Officials from the Kachin Independence Organization’s armed wing have confirmed that on January 4 their fighters shot down a Burmese army transport helicopter in northern Kachin State, Kachin News Group said on Friday.

The pilot of the Russian-built helicopter died in the smash, after crash landing in a paddy field near Sinlum Bum village in N’Mawk (Momauk) Township, said Zau Seng a Kachin Independence Army (KIA) officer stationed on the front line.

Zau Seng said that after KIA fighters fired their small arms at the helicopter, it was severely damaged and also failed attempt to drop off supplies at a government military-base near Mu Bum Mountain.

The transport helicopter started generating smoke after repeatedly being hit by machine gunfire from troops from the KIA’s 3rd Brigade, eyewitnesses told the Kachin News Group said. The helicopter crashed several miles away from the Mu Bum base during a visible retreat to its home base in Manmaw.

The remains of the helicopter were discovered the following day by local villagers.

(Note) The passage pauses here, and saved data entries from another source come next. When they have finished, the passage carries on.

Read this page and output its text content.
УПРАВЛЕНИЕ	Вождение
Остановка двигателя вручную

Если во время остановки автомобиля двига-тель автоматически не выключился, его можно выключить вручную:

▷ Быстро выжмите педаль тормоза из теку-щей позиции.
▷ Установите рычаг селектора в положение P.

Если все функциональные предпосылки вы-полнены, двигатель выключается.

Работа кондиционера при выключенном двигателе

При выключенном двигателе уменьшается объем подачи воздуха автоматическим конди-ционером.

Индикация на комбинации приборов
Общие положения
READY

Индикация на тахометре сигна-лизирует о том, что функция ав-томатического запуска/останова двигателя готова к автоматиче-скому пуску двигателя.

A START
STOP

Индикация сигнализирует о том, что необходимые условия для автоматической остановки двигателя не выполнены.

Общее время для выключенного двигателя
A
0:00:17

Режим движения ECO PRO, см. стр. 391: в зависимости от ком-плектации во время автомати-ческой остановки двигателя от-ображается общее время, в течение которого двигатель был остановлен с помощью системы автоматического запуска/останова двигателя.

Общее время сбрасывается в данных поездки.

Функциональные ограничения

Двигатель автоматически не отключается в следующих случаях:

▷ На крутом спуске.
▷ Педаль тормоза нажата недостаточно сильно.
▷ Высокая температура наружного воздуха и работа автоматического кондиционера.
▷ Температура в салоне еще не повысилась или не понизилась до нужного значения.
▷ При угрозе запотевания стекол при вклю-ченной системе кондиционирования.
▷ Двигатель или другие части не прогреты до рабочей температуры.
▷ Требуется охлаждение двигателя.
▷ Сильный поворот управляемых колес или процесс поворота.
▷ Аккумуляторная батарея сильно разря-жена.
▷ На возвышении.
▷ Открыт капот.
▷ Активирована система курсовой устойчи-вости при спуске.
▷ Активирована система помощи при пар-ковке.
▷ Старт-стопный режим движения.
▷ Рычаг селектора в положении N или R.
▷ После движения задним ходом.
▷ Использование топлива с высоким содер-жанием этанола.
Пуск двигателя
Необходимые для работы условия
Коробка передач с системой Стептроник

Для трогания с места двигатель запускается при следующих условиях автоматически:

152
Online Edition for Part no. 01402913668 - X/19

Fighting between the KIA and government forces has continued unabated for nearly seven months, despite President Thein Sein having instructed the army to cease the Kachin offensive on December 10 2011. This begs the question why the commander-in-chief, Gen. Min Aung Hlaing, has turned a deaf ear to the president. Is it a trick played by president and the army boss? Or, is it a band of soldiers against the president’s reform plan?

In his message to the 64th Anniversary Independence Day, President Thein Sein says: “Unity and cooperation of the entire national people are instrumental to building the Republic of the Union of Myanmar into a modern, developed democratic nation. If national solidarity disintegrated, the goal of democracy could not be achieved.”

While the president said yes to amity and unison among ethnic groups on 4 January Independence Day, his armed forces have been fighting fiercely against the Kachin Independence Organization in the Kachin State up to date. It is this inconsistency from the president in his the regime that has been resulted in war launching against the Kachin rebels in full swing.

Although Burma’s military-backed government has kept quiet on the number of Burmese soldiers killed in action during the Kachin offensive, KIA sources say that the Burmese army has sustained its worst losses in more than two decades.  Some experienced Burmese military observers have supported a claim that the Burma Army’s Generals take no notice of the safety of their own badly trained recruit soldiers.

The latest series of armed clashes in the Kachin state have prompted observers to believe that the futile war in the border regions may not be preventable.

The Thein Sein government seems to be uninterested in ending hostilities upon the Kachin Independence organization. So, it is obvious that the government is not heading towards a democratic system.  As an alternative, it attempts to acquire and retain the Kachin State in a malicious way.

In a recent interview to The Associated Press, opposition leader Aung San Suu Kyi made a comment: “I am concerned about how much support there is in the military for changes. In the end that’s the most important factor, how far the military are prepared to cooperate with reform principles.”

Nobel laureate Aung San Suu Kyi said that the country’s long-lasting ethnic conflicts is predicting the more fundamental issue in due course; since there is no ethnic unification it will be very hard for all to build a strong democracy.